Zwei Drittel weniger

Coronavirus sorgt für Einbruch bei Kfz-Zulassungen

Die Pkw-Neuzulassungen sind in Österreich im März um 66,7 Prozent im Vergleich zum Vorjahresmonat gesunken. Im gesamten ersten Quartal gab es einen Rückgang um knapp ein Drittel.

Die Coronavirus-Pandemie hat auch die Nachfrage nach Autos deutlich eingebremst. Im März wurden gar um zwei Drittel (66,7 Prozent) weniger Pkw verkauft als im Vergleichsmonat des Vorjahres - das zeigen aktuelle Daten der Statistik Austria. Im gesamten ersten Quartal 2020 sanken die Neuzulassungen um knapp ein Drittel.

Coronavirus verschlimmert Abwärtstrend
Von Jänner bis März verringerten sich die Pkw-Verkäufe gegenüber der Vorjahresperiode um 32,4 Prozent auf 54.680 Fahrzeuge. Von Monat zu Monat wurden es weniger - im Jänner gab es einen Rückgang um 9,1 Prozent auf 22.959 Fahrzeuge, im Februar ein Minus von 10,9 Prozent auf 21.067 Autos. Im März folgte dann die Vollbremsung von 66,7 Prozent auf nur noch 10.654 Pkw. Die starke Abnahme im Quartal sei auf die Auswirkungen der Corona-Krise zurückzuführen.
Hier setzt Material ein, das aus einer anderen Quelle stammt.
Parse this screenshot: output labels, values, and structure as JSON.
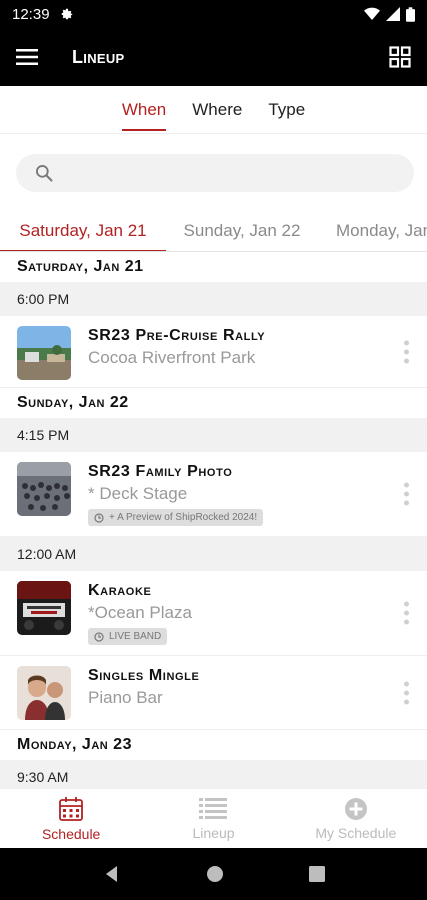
{
  "status_bar": {
    "time": "12:39"
  },
  "app_bar": {
    "title": "Lineup"
  },
  "seg_tabs": [
    {
      "label": "When",
      "active": true
    },
    {
      "label": "Where",
      "active": false
    },
    {
      "label": "Type",
      "active": false
    }
  ],
  "search": {
    "placeholder": "",
    "value": ""
  },
  "date_tabs": [
    {
      "label": "Saturday, Jan 21",
      "active": true
    },
    {
      "label": "Sunday, Jan 22",
      "active": false
    },
    {
      "label": "Monday, Jan 23",
      "active": false
    }
  ],
  "schedule": {
    "days": [
      {
        "label": "Saturday, Jan 21",
        "slots": [
          {
            "time": "6:00 PM",
            "events": [
              {
                "title": "SR23 Pre-Cruise Rally",
                "location": "Cocoa Riverfront Park",
                "tag": ""
              }
            ]
          }
        ]
      },
      {
        "label": "Sunday, Jan 22",
        "slots": [
          {
            "time": "4:15 PM",
            "events": [
              {
                "title": "SR23 Family Photo",
                "location": "* Deck Stage",
                "tag": "+ A Preview of ShipRocked 2024!"
              }
            ]
          },
          {
            "time": "12:00 AM",
            "events": [
              {
                "title": "Karaoke",
                "location": "*Ocean Plaza",
                "tag": "LIVE BAND"
              },
              {
                "title": "Singles Mingle",
                "location": "Piano Bar",
                "tag": ""
              }
            ]
          }
        ]
      },
      {
        "label": "Monday, Jan 23",
        "slots": [
          {
            "time": "9:30 AM",
            "events": []
          }
        ]
      }
    ]
  },
  "bottom_nav": [
    {
      "label": "Schedule",
      "icon": "calendar-icon",
      "active": true
    },
    {
      "label": "Lineup",
      "icon": "list-icon",
      "active": false
    },
    {
      "label": "My Schedule",
      "icon": "add-circle-icon",
      "active": false
    }
  ],
  "colors": {
    "accent": "#b22222",
    "app_bar": "#000000",
    "muted": "#999999"
  }
}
Hybridautos trotzen dem Trend
Im ersten Quartal wurden den Angaben zufolge um 42,7 Prozent weniger Benziner und um 32,3 Prozent weniger Dieselautos verkauft. Unter den Neuzulassungen alternativ betriebener Pkw gab es Zuwächse für Wagen mit Benzin-Hybridantrieb (plus 110,7 Prozent) sowie für jene mit Diesel-Hybridantrieb (plus 82,5 Prozent). Mit reinem Erdgas betriebene Pkw nahmen sogar um fast das Vierfache zu (plus 273,1 Prozent) - in absoluten Zahlen ist hier der Anteil mit 57 Neuzulassungen jedoch sehr gering. Die Zahl der elektrisch betriebenen Fahrzeuge sank um 4,5 Prozent auf 2428 Neuzulassungen.
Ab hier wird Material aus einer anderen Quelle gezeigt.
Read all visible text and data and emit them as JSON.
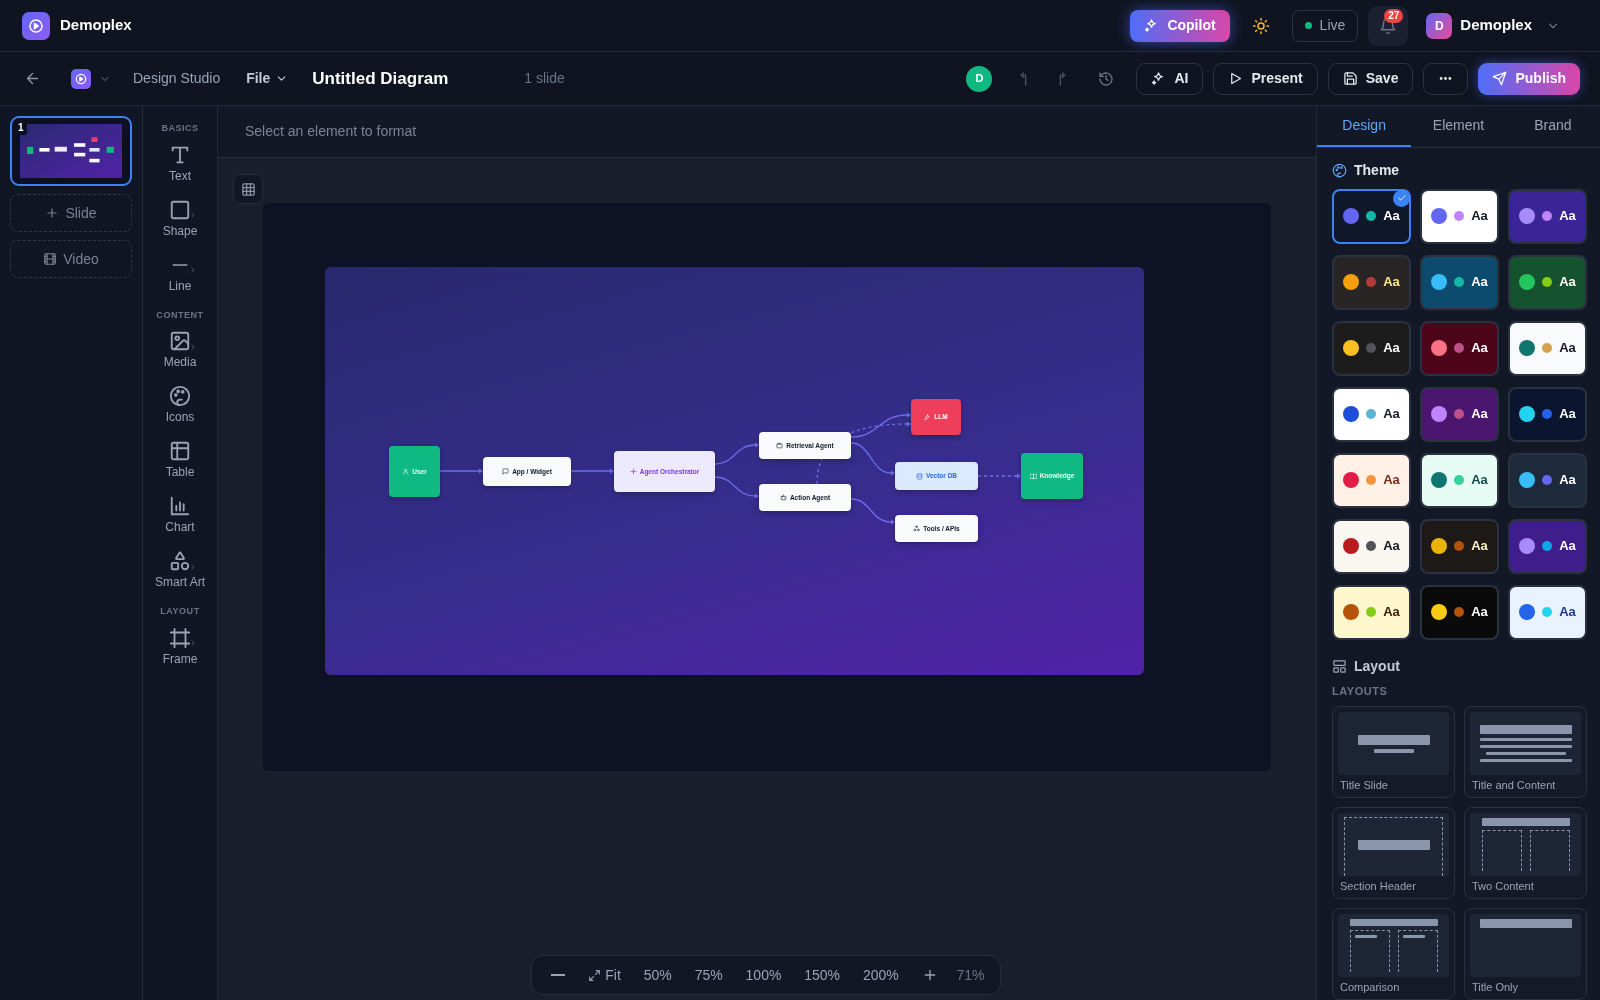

Massive Verluste für gesamte Branche
Alle Top-10-Automarken verzeichneten zweistellige Rückgänge gegenüber dem ersten Quartal 2019. Besonders hart trifft es dabei Opel (minus 46,8 Prozent), Ford (minus 45,8 Prozent) sowie Renault (minus 41,6 Prozent). Die beliebtesten Pkw-Marken der Österreicher waren zum Jahresstart VW (Anteil: 16,1 Prozent), Skoda (Anteil: 9,7 Prozent) und Seat (Anteil: 7,6 Prozent).
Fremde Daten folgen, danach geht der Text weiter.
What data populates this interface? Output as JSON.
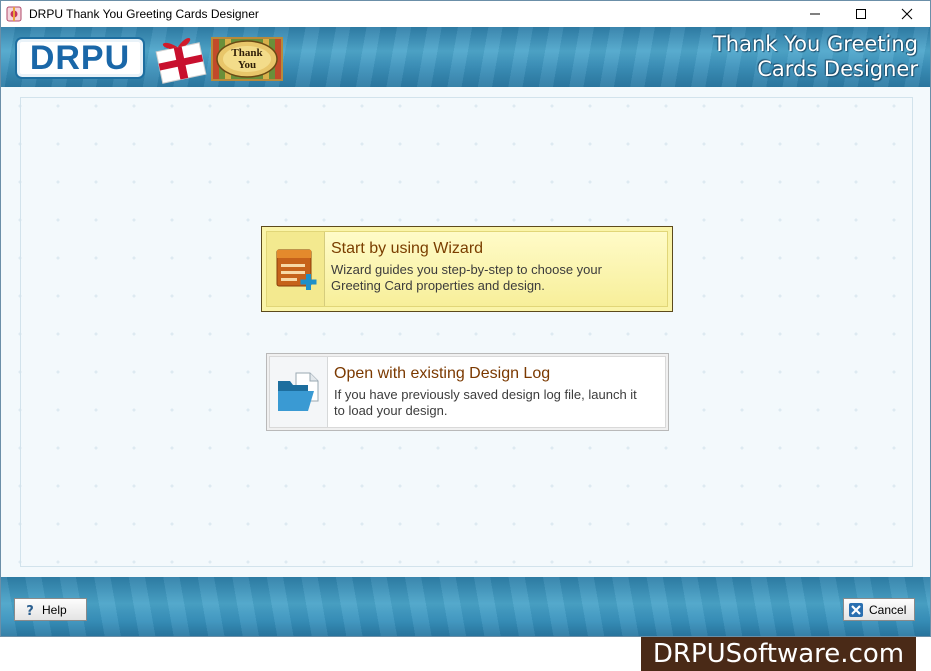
{
  "window": {
    "title": "DRPU Thank You Greeting Cards Designer"
  },
  "header": {
    "logo_text": "DRPU",
    "card_text_1": "Thank",
    "card_text_2": "You",
    "title_line1": "Thank You Greeting",
    "title_line2": "Cards Designer"
  },
  "options": {
    "wizard": {
      "title": "Start by using Wizard",
      "description": "Wizard guides you step-by-step to choose your Greeting Card properties and design.",
      "icon": "wizard-card-add-icon"
    },
    "open": {
      "title": "Open with existing Design Log",
      "description": "If you have previously saved design log file, launch it to load your design.",
      "icon": "open-folder-icon"
    }
  },
  "footer": {
    "help_label": "Help",
    "cancel_label": "Cancel"
  },
  "watermark": {
    "text": "DRPUSoftware.com"
  },
  "colors": {
    "header_blue": "#3a8fb9",
    "wizard_highlight": "#faf4a8",
    "option_title": "#7a3e00",
    "watermark_bg": "#4a2a17"
  }
}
Nutzfahrzeuge nach wie vor gefragt
Bei den Kraftfahrzeugen insgesamt zeigt sich ein ähnliches Bild - auch hier verzeichnet die Branche einen Rückgang um fast ein Drittel (31,7 Prozent) auf 71.630 Stück. Der Nutzfahrzeugmarkt hingegen konnte bei land- und forstwirtschaftlichen Zugmaschinen sogar Zuwächse (plus 5,8 Prozent) verzeichnen. Weniger Neuzulassungen gab es dafür bei Sattelzugfahrzeugen (minus 40,5 Prozent) und Lastkraftwagen (Einbrüche von rund 30 Prozent). Auch die Nachfrage nach Zweirädern brach ein - es wurden spürbar weniger Motorfahrräder (minus 36,6 Prozent) und Motorräder (minus 44,3 Prozent) neu zugelassen.